Aarogya Setu app an arbitrary intrusion into privacy

The Centre introduced the Aarogya Setu app last month ostensibly to keep track of corona virus infectees. It was clarified that the uploading of it in mobile phones was voluntary.  Soon enough, however, the Government made it mandatory for all employees, both public and private, to upload the app in their mobile phones.

Several questions arise. First, what is the constitutional or legal basis for issuing this order and making it mandatory?  Second, it is implicit in the order that all employees – public or private – must own a mobile phone. Can the Government force anyone to buy and keep a mobile phone with him?  If an employee thinks he can do without a mobile phone and does not need one, under what law can he be compelled to buy one? Any executive order must have a legal or constitutional basis. Otherwise, its legality can be challenged in any court of law and may be struck down by the court. The Government also makes it obligatory on all employers to ensure cent per cent compliance with the order.

The app asks for a person’s name, age, gender, health status and travel history. It also checks whether the employee belongs to any exempted category of professionals during the lockdown period. Once the app has been downloaded, it becomes mandatory for the owner to give continuous Bluetooth access and location data. This is nothing but continuous surveillance on a citizen’s movement. Does the Constitution or any law in the statue book empower the executive to mount such a round-the-clock, continuous surveillance?

Meanwhile, the Noida police have issued an order that all residents in the Noida area must download the app. The police will regularly check the mobile phones and if anyone is found not to have downloaded it, it will amount to “violation of lockdown rules” (pray, what is the legal basis of these rules?) and can be “punishable under relevant sections”. Pray, which sections of what law? The answer is a thunderous silence. The threat is open and clear. If you do not download the Aarogya Setu app, you may not only lose your job but find yourself behind the bars.

The Government wants to bring every citizen under its constant surveillance. The corona pandemic came as a godsend to bring into being another instrument of intrusion into a citizen’s private life. All the responsibility is on the user. The Government does not take any responsibility for any wrong information given by the app or even if there is an “unauthorized access” to the user’s private information. You, the citizen, are always at the receiving end. If the app says you are in immediate danger of contracting the corona virus, you will be dealt with accordingly. But if the information ultimately proves to be false, the Government has no responsibility Nor has the person or the organization who/which devised the app. Even if your personal data are revealed, the Government is not responsible.  It is a one-way street. The heads I win, the tails you lose.

Although the app is meant ostensibly for dealing with the corona virus endemic, the Government has not said that it will be deactivated after the endemic goes and whether the data obtained will be destroyed or kept permanently for possible future use.

The problem arises because whether the citizen has the right to privacy is a grey area of the Constitution. A nine-judge bench of the Supreme Court headed by the then Chief Justice J S Khehar ruled on August 24, 2017, that the Right to Privacy is a fundamental right of the citizens of India under the Constitution (mostly under Article 21 and additionally under Part III which relates to Fundamental Rights). In their 547 page judgment, the judges were unanimous that Indians enjoy a fundamental right to privacy which is intrinsic to life and liberty This judgment overruled two earlier judgments of the Supreme Court (one in the M P Sharma case of 1958 and the other in the Kharak Singh case of 1961) that held the right to privacy is not protected by the Constitution.

It is interesting to note that whichever party ruled at the Centre – from the Congress to the BJP – contended, while in power, that a citizen cannot claim right to privacy under the Constitution.  But Article 13 of the Constitution says: “All laws in force in the territory of India immediately before the commencement of this Constitution in so far as they are inconsistent with the provisions of this part shall, to the extent of such inconsistency, be void.” It means that the laws that were in force during the foreign rule that denied or curtailed fundamental rights stood null and void in independent India.

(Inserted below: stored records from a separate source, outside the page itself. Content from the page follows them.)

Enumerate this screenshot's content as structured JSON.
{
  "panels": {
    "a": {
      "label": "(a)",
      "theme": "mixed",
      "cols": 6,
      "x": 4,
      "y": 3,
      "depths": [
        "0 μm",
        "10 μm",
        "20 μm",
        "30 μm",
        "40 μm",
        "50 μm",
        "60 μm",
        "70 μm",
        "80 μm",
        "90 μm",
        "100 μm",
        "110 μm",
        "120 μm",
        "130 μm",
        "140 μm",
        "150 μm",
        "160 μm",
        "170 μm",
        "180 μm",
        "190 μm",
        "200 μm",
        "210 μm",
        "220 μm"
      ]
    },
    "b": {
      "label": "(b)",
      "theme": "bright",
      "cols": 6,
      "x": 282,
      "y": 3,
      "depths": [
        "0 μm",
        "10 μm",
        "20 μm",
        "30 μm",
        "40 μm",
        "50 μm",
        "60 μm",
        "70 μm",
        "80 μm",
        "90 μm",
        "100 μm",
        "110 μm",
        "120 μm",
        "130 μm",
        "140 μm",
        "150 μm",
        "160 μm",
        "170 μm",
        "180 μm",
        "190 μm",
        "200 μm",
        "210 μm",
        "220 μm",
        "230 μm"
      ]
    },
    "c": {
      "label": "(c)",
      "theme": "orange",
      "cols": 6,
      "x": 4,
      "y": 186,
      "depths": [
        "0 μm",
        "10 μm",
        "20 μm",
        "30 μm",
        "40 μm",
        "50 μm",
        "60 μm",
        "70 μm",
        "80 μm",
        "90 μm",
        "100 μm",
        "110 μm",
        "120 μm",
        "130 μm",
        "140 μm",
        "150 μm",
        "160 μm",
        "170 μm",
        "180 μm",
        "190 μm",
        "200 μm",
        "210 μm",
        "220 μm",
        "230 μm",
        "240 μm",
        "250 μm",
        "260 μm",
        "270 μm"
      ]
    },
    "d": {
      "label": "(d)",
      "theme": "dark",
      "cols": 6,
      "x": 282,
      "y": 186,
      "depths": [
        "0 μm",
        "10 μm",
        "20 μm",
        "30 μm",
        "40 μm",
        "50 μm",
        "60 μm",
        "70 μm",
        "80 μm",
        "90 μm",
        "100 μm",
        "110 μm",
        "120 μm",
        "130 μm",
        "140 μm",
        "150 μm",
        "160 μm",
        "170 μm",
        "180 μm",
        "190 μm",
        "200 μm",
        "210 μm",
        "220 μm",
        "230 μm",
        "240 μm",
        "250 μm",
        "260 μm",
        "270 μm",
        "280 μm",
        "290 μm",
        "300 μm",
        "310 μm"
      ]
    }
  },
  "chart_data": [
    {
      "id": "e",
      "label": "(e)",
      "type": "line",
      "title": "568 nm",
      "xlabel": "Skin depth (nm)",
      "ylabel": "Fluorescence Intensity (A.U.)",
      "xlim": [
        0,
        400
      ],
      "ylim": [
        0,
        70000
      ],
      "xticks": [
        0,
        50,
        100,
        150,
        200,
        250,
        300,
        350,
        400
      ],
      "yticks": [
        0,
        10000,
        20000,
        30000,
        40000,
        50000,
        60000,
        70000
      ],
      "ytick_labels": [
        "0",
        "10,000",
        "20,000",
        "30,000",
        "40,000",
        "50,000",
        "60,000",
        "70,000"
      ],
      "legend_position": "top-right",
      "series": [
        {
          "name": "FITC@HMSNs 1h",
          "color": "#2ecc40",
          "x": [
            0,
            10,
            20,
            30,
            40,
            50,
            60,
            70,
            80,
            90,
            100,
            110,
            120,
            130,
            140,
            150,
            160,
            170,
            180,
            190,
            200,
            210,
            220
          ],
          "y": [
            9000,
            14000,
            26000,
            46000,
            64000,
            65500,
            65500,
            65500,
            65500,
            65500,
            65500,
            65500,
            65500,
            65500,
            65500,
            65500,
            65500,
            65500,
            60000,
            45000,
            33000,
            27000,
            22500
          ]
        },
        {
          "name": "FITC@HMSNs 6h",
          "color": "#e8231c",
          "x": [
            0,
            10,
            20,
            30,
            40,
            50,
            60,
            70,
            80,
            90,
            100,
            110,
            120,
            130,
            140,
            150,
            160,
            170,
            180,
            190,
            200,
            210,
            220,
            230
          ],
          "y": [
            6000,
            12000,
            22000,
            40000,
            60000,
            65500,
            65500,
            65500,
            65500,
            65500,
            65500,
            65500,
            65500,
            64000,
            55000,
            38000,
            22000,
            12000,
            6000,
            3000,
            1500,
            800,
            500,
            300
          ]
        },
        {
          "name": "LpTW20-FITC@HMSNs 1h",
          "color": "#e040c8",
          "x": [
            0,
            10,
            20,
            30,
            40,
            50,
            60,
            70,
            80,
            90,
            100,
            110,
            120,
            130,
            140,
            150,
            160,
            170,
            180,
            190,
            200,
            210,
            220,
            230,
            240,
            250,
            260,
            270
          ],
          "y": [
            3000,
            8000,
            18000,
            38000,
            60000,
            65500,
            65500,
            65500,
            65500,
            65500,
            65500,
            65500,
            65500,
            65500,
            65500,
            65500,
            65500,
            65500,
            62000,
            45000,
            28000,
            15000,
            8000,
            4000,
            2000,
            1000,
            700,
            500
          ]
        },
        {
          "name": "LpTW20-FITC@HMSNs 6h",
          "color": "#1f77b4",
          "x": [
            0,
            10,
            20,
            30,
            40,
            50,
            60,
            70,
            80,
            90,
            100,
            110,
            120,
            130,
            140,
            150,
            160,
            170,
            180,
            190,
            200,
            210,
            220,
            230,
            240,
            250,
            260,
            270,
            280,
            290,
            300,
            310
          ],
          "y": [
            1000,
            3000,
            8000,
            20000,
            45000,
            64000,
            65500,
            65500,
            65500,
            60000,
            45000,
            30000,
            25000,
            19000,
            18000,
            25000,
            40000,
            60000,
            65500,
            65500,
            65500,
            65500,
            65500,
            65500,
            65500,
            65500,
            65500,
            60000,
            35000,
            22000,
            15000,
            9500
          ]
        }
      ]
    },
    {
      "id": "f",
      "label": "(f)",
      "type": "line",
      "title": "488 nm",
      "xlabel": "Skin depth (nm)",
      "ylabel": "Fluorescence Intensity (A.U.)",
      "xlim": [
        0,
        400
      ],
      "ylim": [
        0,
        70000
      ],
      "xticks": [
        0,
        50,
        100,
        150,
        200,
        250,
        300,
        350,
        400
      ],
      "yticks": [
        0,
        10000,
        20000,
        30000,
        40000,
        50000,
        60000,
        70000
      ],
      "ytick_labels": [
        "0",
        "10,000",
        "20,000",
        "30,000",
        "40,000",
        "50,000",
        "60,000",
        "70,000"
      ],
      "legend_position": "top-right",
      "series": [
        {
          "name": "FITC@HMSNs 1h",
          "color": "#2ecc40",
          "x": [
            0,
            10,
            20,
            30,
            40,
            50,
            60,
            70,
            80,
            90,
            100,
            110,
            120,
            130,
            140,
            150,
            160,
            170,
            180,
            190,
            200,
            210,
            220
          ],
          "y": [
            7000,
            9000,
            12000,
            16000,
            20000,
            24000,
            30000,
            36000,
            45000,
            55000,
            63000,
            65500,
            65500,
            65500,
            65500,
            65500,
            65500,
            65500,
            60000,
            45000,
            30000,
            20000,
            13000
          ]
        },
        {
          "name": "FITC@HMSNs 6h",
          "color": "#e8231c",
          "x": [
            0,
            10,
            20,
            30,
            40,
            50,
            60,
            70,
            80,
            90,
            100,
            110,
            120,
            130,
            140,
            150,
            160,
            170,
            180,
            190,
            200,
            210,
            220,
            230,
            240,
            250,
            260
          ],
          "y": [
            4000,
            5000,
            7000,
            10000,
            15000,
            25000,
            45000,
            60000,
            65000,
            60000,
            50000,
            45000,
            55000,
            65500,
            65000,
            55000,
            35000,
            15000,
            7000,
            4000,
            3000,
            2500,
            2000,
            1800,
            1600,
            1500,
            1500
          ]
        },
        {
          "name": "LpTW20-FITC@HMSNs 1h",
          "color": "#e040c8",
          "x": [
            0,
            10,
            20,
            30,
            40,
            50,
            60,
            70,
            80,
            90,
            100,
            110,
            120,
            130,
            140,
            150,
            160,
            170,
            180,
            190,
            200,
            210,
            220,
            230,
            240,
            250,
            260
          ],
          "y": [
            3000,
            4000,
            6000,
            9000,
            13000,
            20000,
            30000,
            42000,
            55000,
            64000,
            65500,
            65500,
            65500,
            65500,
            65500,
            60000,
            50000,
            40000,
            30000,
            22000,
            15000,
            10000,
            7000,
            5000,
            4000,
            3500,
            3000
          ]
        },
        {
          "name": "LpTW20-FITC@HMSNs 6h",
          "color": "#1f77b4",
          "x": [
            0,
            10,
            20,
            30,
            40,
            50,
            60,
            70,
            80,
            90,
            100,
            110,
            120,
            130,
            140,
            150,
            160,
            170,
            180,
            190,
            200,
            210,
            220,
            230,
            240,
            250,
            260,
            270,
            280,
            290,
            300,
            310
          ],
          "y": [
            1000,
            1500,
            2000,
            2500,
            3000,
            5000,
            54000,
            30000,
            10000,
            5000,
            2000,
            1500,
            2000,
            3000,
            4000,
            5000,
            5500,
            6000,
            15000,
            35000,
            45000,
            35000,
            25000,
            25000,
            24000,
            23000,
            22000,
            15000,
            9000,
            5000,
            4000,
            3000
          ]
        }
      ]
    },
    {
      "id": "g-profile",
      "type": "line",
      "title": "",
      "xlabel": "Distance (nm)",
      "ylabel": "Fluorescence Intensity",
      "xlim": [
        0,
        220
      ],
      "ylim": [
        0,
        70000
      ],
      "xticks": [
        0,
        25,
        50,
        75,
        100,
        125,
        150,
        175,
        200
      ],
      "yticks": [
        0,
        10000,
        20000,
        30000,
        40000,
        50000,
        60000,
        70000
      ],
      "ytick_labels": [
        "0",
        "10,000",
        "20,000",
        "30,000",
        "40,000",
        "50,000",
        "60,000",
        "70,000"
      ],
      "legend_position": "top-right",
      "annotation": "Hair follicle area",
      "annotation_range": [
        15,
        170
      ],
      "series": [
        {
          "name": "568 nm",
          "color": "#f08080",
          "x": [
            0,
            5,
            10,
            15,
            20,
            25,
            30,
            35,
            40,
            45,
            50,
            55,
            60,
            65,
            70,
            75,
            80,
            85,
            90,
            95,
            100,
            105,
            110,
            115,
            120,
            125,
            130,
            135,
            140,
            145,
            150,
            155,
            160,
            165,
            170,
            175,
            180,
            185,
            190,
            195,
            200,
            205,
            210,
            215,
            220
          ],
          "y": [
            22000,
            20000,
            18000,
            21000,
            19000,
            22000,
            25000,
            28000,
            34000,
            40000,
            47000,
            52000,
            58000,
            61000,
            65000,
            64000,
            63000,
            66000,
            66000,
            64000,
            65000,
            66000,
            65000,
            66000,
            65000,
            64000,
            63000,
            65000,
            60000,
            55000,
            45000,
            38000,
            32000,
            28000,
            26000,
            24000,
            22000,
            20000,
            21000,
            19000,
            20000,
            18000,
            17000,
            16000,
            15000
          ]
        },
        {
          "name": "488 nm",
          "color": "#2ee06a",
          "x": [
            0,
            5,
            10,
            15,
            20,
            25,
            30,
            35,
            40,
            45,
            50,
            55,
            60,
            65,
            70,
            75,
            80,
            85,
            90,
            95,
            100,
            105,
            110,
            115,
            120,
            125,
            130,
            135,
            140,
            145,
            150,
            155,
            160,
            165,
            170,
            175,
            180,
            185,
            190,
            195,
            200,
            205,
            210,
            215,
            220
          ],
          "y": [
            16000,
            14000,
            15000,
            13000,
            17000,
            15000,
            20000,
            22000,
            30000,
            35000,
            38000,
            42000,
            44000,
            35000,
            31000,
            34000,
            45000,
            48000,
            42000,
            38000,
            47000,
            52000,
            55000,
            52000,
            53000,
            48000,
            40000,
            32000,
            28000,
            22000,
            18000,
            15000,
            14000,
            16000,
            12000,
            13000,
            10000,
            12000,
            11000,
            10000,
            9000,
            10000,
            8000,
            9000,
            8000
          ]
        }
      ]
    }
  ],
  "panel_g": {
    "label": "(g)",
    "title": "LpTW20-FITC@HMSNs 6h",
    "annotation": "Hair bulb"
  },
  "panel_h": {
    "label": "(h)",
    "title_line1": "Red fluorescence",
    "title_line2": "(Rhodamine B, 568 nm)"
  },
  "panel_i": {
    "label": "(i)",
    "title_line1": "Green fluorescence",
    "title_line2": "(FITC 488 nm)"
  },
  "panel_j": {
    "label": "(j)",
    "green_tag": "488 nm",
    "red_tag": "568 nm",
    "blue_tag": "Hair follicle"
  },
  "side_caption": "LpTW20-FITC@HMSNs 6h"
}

In view of this, any executive order issued by any authority after the promulgation of the Constitution that curtails or denies the fundamental rights enjoyed by the citizens should be considered to be ultra vires of the Constitution and therefore void ab initio.

Trying to subvert the constitutional rights of the citizen through the back door by issuing executive fiats should be condemned. If this insidious practice is accepted by the people, it will pave the way for the transformation of India from a democratic State to an authoritarian State. The issue is not the mandatory downloading of this or that app. The larger and most important issue is whether the executive has the constitutional right to compel a citizen to do something (like the downloading of the Aarogya Setu app) which does not impinge on or compromises the security and sovereignty of India.